Friends and family supported the young mum in a bid to raise cash for the paediatric intensive care unit at Southampton where Ryan died.
Blandford St Mary-based Cathy, 30, said: "The unit have had their funding cut and are only using 13 beds instead of 17.
"We're going to keep fundraising after this so more beds can be opened for sick children - their lives depend on it. We're walking in memory of Ryan; he was admitted to Southampton.
"It was too late to save him but they did excellent work, they did everything they could do for him."
Cindy Moore raised £600 by going round the pubs in Blandford for sponsorship.
And Yvonne Jessop, who came back from Jersey for a family wedding, also walked.
"I work in Clarkson House, a Jersey hospice," she said. "My colleagues have sponsored me although they're fund-raising for the hospice as well.
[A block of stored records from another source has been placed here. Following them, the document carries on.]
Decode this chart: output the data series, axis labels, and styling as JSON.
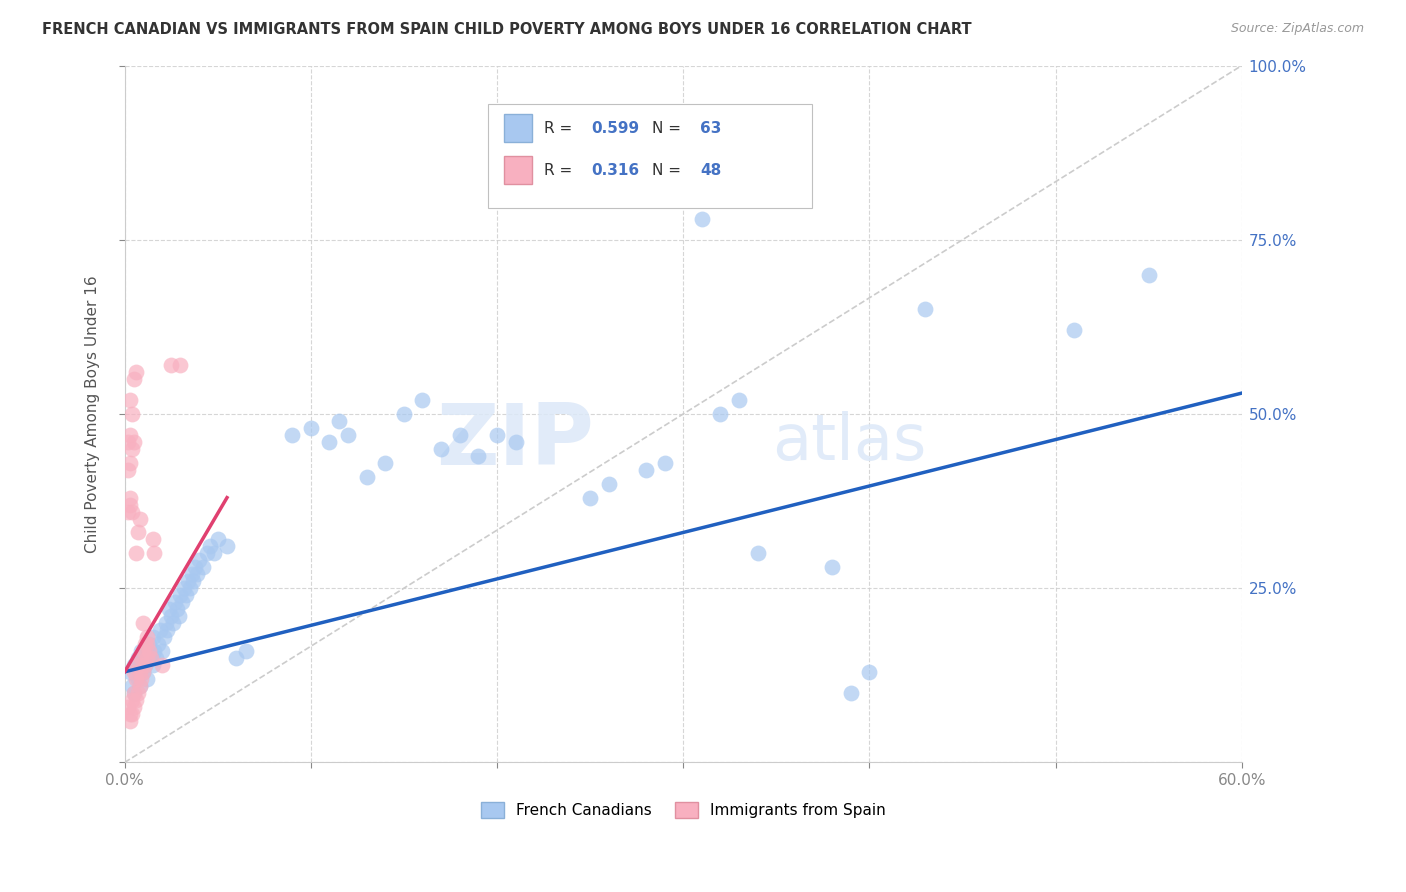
{
  "title": "FRENCH CANADIAN VS IMMIGRANTS FROM SPAIN CHILD POVERTY AMONG BOYS UNDER 16 CORRELATION CHART",
  "source": "Source: ZipAtlas.com",
  "ylabel": "Child Poverty Among Boys Under 16",
  "xlim": [
    0.0,
    0.6
  ],
  "ylim": [
    0.0,
    1.0
  ],
  "blue_color": "#a8c8f0",
  "pink_color": "#f8b0c0",
  "blue_line_color": "#2060c0",
  "pink_line_color": "#e04070",
  "diagonal_color": "#d0d0d0",
  "watermark_zip": "ZIP",
  "watermark_atlas": "atlas",
  "blue_points": [
    [
      0.003,
      0.13
    ],
    [
      0.004,
      0.11
    ],
    [
      0.005,
      0.1
    ],
    [
      0.005,
      0.14
    ],
    [
      0.006,
      0.13
    ],
    [
      0.007,
      0.12
    ],
    [
      0.007,
      0.15
    ],
    [
      0.008,
      0.14
    ],
    [
      0.008,
      0.11
    ],
    [
      0.009,
      0.16
    ],
    [
      0.01,
      0.13
    ],
    [
      0.01,
      0.15
    ],
    [
      0.011,
      0.14
    ],
    [
      0.012,
      0.12
    ],
    [
      0.012,
      0.16
    ],
    [
      0.013,
      0.17
    ],
    [
      0.014,
      0.15
    ],
    [
      0.015,
      0.18
    ],
    [
      0.015,
      0.14
    ],
    [
      0.016,
      0.16
    ],
    [
      0.017,
      0.15
    ],
    [
      0.018,
      0.17
    ],
    [
      0.019,
      0.19
    ],
    [
      0.02,
      0.16
    ],
    [
      0.021,
      0.18
    ],
    [
      0.022,
      0.2
    ],
    [
      0.023,
      0.19
    ],
    [
      0.024,
      0.22
    ],
    [
      0.025,
      0.21
    ],
    [
      0.026,
      0.2
    ],
    [
      0.027,
      0.23
    ],
    [
      0.028,
      0.22
    ],
    [
      0.029,
      0.21
    ],
    [
      0.03,
      0.24
    ],
    [
      0.031,
      0.23
    ],
    [
      0.032,
      0.25
    ],
    [
      0.033,
      0.24
    ],
    [
      0.034,
      0.26
    ],
    [
      0.035,
      0.25
    ],
    [
      0.036,
      0.27
    ],
    [
      0.037,
      0.26
    ],
    [
      0.038,
      0.28
    ],
    [
      0.039,
      0.27
    ],
    [
      0.04,
      0.29
    ],
    [
      0.042,
      0.28
    ],
    [
      0.044,
      0.3
    ],
    [
      0.046,
      0.31
    ],
    [
      0.048,
      0.3
    ],
    [
      0.05,
      0.32
    ],
    [
      0.055,
      0.31
    ],
    [
      0.06,
      0.15
    ],
    [
      0.065,
      0.16
    ],
    [
      0.09,
      0.47
    ],
    [
      0.1,
      0.48
    ],
    [
      0.11,
      0.46
    ],
    [
      0.115,
      0.49
    ],
    [
      0.12,
      0.47
    ],
    [
      0.13,
      0.41
    ],
    [
      0.14,
      0.43
    ],
    [
      0.15,
      0.5
    ],
    [
      0.16,
      0.52
    ],
    [
      0.2,
      0.47
    ],
    [
      0.21,
      0.46
    ],
    [
      0.31,
      0.78
    ],
    [
      0.32,
      0.5
    ],
    [
      0.33,
      0.52
    ],
    [
      0.34,
      0.3
    ],
    [
      0.38,
      0.28
    ],
    [
      0.39,
      0.1
    ],
    [
      0.4,
      0.13
    ],
    [
      0.43,
      0.65
    ],
    [
      0.51,
      0.62
    ],
    [
      0.55,
      0.7
    ],
    [
      0.28,
      0.42
    ],
    [
      0.29,
      0.43
    ],
    [
      0.26,
      0.4
    ],
    [
      0.25,
      0.38
    ],
    [
      0.17,
      0.45
    ],
    [
      0.18,
      0.47
    ],
    [
      0.19,
      0.44
    ]
  ],
  "pink_points": [
    [
      0.002,
      0.08
    ],
    [
      0.003,
      0.07
    ],
    [
      0.003,
      0.06
    ],
    [
      0.004,
      0.07
    ],
    [
      0.004,
      0.09
    ],
    [
      0.005,
      0.08
    ],
    [
      0.005,
      0.1
    ],
    [
      0.005,
      0.13
    ],
    [
      0.006,
      0.09
    ],
    [
      0.006,
      0.12
    ],
    [
      0.007,
      0.1
    ],
    [
      0.007,
      0.14
    ],
    [
      0.008,
      0.11
    ],
    [
      0.008,
      0.13
    ],
    [
      0.009,
      0.12
    ],
    [
      0.009,
      0.15
    ],
    [
      0.01,
      0.13
    ],
    [
      0.01,
      0.16
    ],
    [
      0.011,
      0.14
    ],
    [
      0.011,
      0.17
    ],
    [
      0.012,
      0.15
    ],
    [
      0.012,
      0.17
    ],
    [
      0.013,
      0.16
    ],
    [
      0.014,
      0.15
    ],
    [
      0.015,
      0.32
    ],
    [
      0.016,
      0.3
    ],
    [
      0.003,
      0.47
    ],
    [
      0.003,
      0.43
    ],
    [
      0.004,
      0.45
    ],
    [
      0.005,
      0.46
    ],
    [
      0.004,
      0.5
    ],
    [
      0.003,
      0.52
    ],
    [
      0.002,
      0.46
    ],
    [
      0.002,
      0.42
    ],
    [
      0.005,
      0.55
    ],
    [
      0.006,
      0.56
    ],
    [
      0.006,
      0.3
    ],
    [
      0.007,
      0.33
    ],
    [
      0.008,
      0.35
    ],
    [
      0.025,
      0.57
    ],
    [
      0.03,
      0.57
    ],
    [
      0.002,
      0.36
    ],
    [
      0.003,
      0.37
    ],
    [
      0.003,
      0.38
    ],
    [
      0.004,
      0.36
    ],
    [
      0.01,
      0.2
    ],
    [
      0.012,
      0.18
    ],
    [
      0.02,
      0.14
    ]
  ],
  "blue_regression": [
    0.0,
    0.6,
    0.13,
    0.53
  ],
  "pink_regression": [
    0.0,
    0.055,
    0.13,
    0.38
  ]
}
Because of Ryan and what his mother is doing they felt they wanted to sponsor me."
Ryan died at the hands of his father Lee Khair, currently serving a seven-year term for manslaughter.
Because of the court case Cathy was not able to bury her child for an agonising 18 months.
She and her father Alan with the backing of Robert Walter MP have campaigned tirelessly and the law is to be changed.
Baroness Ashton, from the Department for Constitutional Affairs, has written to her to say that a change in the law to give coroners more power to release bodies will be implemented in the first half of 2006.